Key Technical Details

Curse of dimensionality: In high dimensions, the ratio of the distance to the nearest and farthest neighbor approaches 1, making distance-based methods (KNN, kernel methods) less discriminative. L1 distance degrades more gracefully than L2.
Matrix norms: The Frobenius norm $∥ A ∥_{F} = \sum_{ij} A_{ij}^{2}$ is the L2 norm of the vectorized matrix. The spectral norm $∥ A ∥_{2} = σ_{m a x} (A)$ is the largest singular value.
Dual norms: The dual of $L^{p}$ is $L^{q}$ where $\frac{1}{p} + \frac{1}{q} = 1$ . This duality appears in optimization (Lagrangian duality of regularized problems).
For unit-normalized vectors ( $∥ x ∥ = ∥ y ∥ = 1$ ): $∥ x - y ∥_{2}^{2} = 2 (1 - cos θ)$ . Euclidean distance and cosine distance become monotonically related.
Kernel trick: Many kernel functions (RBF, polynomial) are defined in terms of norms: $k (x, y) = exp (- γ ∥ x - y ∥^{2})$ .

Common Misconceptions

"Euclidean distance is always the natural choice." It is the natural choice only when features are independent, equally scaled, and magnitude differences are meaningful. For text embeddings, cosine similarity is far more appropriate.
"L1 and L2 regularization just prevent overfitting." They do, but they also encode different structural assumptions. L1 assumes the true model is sparse; L2 assumes parameters are small but nonzero. Choosing between them is a modeling decision, not just a technical one.
"Cosine similarity handles any embedding." Cosine similarity assumes direction is meaningful. For embeddings where norms encode confidence or importance (e.g., some GNN outputs), discarding magnitude loses information.

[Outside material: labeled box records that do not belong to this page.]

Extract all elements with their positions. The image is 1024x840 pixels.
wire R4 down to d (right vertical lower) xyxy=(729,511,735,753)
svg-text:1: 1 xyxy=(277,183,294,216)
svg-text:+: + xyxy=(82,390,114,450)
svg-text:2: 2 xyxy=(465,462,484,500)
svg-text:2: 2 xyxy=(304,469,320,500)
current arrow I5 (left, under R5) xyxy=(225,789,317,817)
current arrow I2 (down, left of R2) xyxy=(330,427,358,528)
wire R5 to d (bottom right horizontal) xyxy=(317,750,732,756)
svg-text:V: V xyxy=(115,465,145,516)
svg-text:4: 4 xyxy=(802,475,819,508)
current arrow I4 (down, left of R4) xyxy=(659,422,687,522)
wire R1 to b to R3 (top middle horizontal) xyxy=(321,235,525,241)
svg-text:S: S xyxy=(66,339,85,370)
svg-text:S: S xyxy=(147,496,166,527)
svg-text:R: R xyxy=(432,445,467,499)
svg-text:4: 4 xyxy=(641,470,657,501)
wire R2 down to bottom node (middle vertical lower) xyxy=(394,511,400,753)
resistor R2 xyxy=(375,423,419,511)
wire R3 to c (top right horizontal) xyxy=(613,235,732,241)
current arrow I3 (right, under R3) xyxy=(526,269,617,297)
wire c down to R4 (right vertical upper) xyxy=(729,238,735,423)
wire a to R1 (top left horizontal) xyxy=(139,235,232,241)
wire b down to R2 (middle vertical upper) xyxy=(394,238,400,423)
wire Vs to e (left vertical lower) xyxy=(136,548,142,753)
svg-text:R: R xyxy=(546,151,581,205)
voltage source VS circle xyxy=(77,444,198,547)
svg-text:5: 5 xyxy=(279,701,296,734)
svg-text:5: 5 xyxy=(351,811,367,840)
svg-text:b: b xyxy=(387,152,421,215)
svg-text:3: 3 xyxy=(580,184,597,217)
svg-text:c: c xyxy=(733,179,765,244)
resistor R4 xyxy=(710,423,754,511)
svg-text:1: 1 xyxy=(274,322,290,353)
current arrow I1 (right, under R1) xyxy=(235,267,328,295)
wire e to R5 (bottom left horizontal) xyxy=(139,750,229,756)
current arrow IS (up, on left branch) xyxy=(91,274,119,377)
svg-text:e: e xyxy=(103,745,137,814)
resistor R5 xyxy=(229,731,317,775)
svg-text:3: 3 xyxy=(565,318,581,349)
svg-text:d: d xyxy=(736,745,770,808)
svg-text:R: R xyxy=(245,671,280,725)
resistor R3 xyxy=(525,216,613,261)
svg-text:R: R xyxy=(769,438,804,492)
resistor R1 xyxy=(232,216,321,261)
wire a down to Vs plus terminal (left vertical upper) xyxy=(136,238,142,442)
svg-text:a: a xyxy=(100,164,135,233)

Connections to Other Concepts

vectors-and-matrices.md: Norms are defined on vector spaces; matrix norms generalize them to transformations. The dot product underlies cosine similarity.
matrix-decompositions.md: The spectral norm and Frobenius norm are defined through singular values. Low-rank approximation minimizes the Frobenius norm of the error.
cost-latency-optimization.md: Regularization terms (L1, L2) modify the loss landscape. The choice of norm affects the geometry of the constraint set and the resulting optimization.
maximum-likelihood-estimation.md: L2 regularization corresponds to a Gaussian prior; L1 to a Laplace prior. Regularized MLE is MAP estimation.
probability-fundamentals.md: Mahalanobis distance is defined through the covariance matrix and appears in the exponent of the multivariate Gaussian.
information-theory.md: KL divergence measures distributional "distance" and complements geometric norms that measure feature-space distance.